KÁTIA KABANOVÁ JANÀČEK

Cette œuvre de Janacek trouve son inspiration dans une pièce du dramaturge russe Alexandre Ostrovski intitulée l’Orage. Le livret en trois actes a été écrit, en tchèque, par Vincente Cervinka. Créée le 23 novembre 1921 au théâtre de Brno, l’œuvre a tout de suite connu un véritable succès. Il faudra toutefois attendre l’année 1968 pour que l’opéra comique la fasse connaître au public français. Katia vit en 1860 dans la ville de Kalinov au bord de la Volga. Son mari, Tikhon, qui lui voue de tendres sentiments n’en est pas moins un personnage falot et un peu lâche, absolument incapable de résister au caractère dominateur de sa mère, la virulente Marfa Kabanova. Lors d’un déplacement de son mari, plus esseulée que jamais, Katia cédera au charme de Boris, mais cette âme loyale, torturée par le remords, finira par choisir la mort en se jetant dans la Volga.

KÁTIA KABANOVÁ JANÀČEK opéra rennes

La première remarque qui s’impose est la remarquable cohérence de cette coproduction. Les décors sombres et minimalistes conviennent parfaitement à l’ambiance de tension permanente et à la noirceur de la partition. Les personnages, habillés par Belinda Radulovic, en costume noir et parapluie, se détachent comme des silhouettes anonymes sur un fond lumineux aux couleurs changeantes. Comme des promeneurs au bord de la Volga, ils semblent ignorer le drame qui se joue à quelques pas d’eux. Ce dépouillement de bon aloi est enrichi par un savant jeu de lumières qui suggère avec adresse les changements d’ambiance et de sentiments. La mise en scène de Frank van Laecke ne laisse pas place aux temps morts : avec intelligence, elle contribue à maintenir une tension qui ne cessera qu’avec la mort de l’infortunée Katia.

KÁTIA KABANOVÁ opéra

L’orchestre symphonique de Bretagne, placé pour quelques jours sous la baguette très exigeante du chef Jaroslav Kyzlink ne perd pas une note de la beauté quasi sépulcrale de cette musique et délivre une prestation de haut niveau. Côté chant, même satisfaction et même cohérence. Comme d’habitude nous aurons un petit coup de cœur. Cette fois il ira à l’excellente Vlatka Orsanic, laquelle, en marâtre effrayante solidement campée au centre de la scène, offre l’image d’un être au cœur particulièrement sec. Bonne impression également délivrée par Sasa Cano, dont la voix grave et les mensurations impressionnantes plantent un personnage pantagruélique en accord avec l’idée que l’on se fait d’un Russe amateur de Vodka et d’autres plaisirs encore.

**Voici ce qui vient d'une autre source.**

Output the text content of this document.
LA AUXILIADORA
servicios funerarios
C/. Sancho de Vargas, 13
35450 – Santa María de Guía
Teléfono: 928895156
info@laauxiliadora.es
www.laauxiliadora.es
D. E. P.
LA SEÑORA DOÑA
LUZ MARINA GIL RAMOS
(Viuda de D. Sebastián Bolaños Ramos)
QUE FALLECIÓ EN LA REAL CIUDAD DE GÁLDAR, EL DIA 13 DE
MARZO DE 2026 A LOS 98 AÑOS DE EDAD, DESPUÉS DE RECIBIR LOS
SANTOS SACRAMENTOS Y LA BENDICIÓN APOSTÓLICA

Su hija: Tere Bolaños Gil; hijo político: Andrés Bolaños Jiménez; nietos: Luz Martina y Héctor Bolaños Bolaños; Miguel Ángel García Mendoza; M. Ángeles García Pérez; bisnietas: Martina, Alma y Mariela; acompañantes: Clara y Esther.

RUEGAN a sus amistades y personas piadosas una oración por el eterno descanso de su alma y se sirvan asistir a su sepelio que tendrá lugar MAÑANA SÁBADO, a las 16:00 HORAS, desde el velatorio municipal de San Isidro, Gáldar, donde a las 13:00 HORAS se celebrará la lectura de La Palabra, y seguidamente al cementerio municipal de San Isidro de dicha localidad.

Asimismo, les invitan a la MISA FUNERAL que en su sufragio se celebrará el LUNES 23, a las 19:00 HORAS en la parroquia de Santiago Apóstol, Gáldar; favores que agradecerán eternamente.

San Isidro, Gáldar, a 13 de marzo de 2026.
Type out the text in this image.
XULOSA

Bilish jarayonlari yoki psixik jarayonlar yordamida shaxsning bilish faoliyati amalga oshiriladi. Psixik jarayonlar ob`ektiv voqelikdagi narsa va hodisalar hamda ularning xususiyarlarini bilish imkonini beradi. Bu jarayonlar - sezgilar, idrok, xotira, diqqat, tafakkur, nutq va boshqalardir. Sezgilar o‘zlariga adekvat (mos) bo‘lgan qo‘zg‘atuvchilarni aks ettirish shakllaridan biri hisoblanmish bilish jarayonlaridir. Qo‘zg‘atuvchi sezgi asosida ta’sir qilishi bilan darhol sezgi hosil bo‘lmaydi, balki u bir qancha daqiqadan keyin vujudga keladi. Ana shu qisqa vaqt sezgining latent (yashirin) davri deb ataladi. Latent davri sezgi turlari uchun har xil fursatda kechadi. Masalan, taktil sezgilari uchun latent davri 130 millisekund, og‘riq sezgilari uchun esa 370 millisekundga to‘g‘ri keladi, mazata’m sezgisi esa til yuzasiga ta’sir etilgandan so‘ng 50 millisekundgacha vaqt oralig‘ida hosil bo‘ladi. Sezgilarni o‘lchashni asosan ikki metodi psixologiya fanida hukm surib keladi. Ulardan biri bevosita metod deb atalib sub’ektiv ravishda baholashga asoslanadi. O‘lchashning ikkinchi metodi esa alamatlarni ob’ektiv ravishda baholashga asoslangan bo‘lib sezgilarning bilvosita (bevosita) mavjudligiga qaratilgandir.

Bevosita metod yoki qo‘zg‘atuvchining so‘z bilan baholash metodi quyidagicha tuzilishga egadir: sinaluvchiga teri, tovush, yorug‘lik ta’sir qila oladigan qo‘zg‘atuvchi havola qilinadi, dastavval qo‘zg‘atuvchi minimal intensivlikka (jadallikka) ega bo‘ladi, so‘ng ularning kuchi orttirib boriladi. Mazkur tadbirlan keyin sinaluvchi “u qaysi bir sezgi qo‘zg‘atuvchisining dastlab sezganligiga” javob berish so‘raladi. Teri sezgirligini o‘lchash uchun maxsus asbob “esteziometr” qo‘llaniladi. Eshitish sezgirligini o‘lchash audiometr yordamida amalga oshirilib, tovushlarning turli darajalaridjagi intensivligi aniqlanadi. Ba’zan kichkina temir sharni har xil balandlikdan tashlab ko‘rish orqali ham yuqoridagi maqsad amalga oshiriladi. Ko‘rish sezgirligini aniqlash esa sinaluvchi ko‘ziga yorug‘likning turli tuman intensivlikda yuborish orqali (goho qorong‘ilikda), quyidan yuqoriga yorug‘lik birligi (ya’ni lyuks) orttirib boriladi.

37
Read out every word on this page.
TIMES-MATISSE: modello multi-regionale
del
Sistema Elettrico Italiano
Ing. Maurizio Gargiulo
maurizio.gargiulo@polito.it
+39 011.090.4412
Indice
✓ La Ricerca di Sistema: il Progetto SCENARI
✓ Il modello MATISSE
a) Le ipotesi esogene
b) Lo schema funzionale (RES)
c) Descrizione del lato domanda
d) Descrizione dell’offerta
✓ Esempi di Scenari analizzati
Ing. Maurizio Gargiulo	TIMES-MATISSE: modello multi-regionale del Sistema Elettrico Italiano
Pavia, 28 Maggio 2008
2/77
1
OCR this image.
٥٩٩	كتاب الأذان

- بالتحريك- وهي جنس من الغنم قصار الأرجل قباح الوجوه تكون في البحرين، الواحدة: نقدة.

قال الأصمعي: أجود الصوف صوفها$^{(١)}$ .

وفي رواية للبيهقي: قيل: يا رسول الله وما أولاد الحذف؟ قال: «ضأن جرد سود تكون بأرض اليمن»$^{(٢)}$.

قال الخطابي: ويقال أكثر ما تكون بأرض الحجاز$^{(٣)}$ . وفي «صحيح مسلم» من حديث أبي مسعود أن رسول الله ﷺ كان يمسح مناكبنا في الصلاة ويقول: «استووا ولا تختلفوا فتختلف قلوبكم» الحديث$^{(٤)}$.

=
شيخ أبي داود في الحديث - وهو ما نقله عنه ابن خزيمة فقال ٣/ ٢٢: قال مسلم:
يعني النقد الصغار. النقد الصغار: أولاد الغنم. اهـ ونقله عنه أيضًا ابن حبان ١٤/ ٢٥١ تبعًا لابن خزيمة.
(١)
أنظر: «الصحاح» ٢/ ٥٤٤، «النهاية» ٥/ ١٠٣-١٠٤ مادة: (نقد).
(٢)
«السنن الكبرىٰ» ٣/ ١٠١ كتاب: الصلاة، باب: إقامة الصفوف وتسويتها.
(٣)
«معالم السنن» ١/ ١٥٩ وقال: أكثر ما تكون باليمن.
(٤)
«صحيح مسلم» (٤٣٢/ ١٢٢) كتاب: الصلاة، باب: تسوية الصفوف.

C’est dans le couple formé par Rusmir Redzic et Martina Zadro, respectivement Tikhon et Katia que l’on retrouve cette impression de cohérence, tant ils vont bien l’un avec l’autre. Martina Zadro sait rendre avec talent les déchirements de l’âme qui agitent son personnage, Ruzmir Redzic ne démontre pas moins d’adresse à mettre en avant la lâcheté de Tikhon, mais aussi les souffrances qui en découlent. Il est juste de saluer le bon travail de Aljaz Farasin dans le rôle de l’amant Boris. Il incarne avec habileté les égarements des amours de jeunesse.

KÁTIA KABANOVÁ JANÀČEK

On retrouve légèreté et insouciance dans les personnages de Varvara, campé avec une belle autorité par Irena Parlov et son amant d’instituteur, Vanya, interprété par Majel Vovk. Leur amour est innocent, mais par l’exemple qu’ils donnent à Katia, ils deviennent, sans le vouloir, les artisans de sa perte.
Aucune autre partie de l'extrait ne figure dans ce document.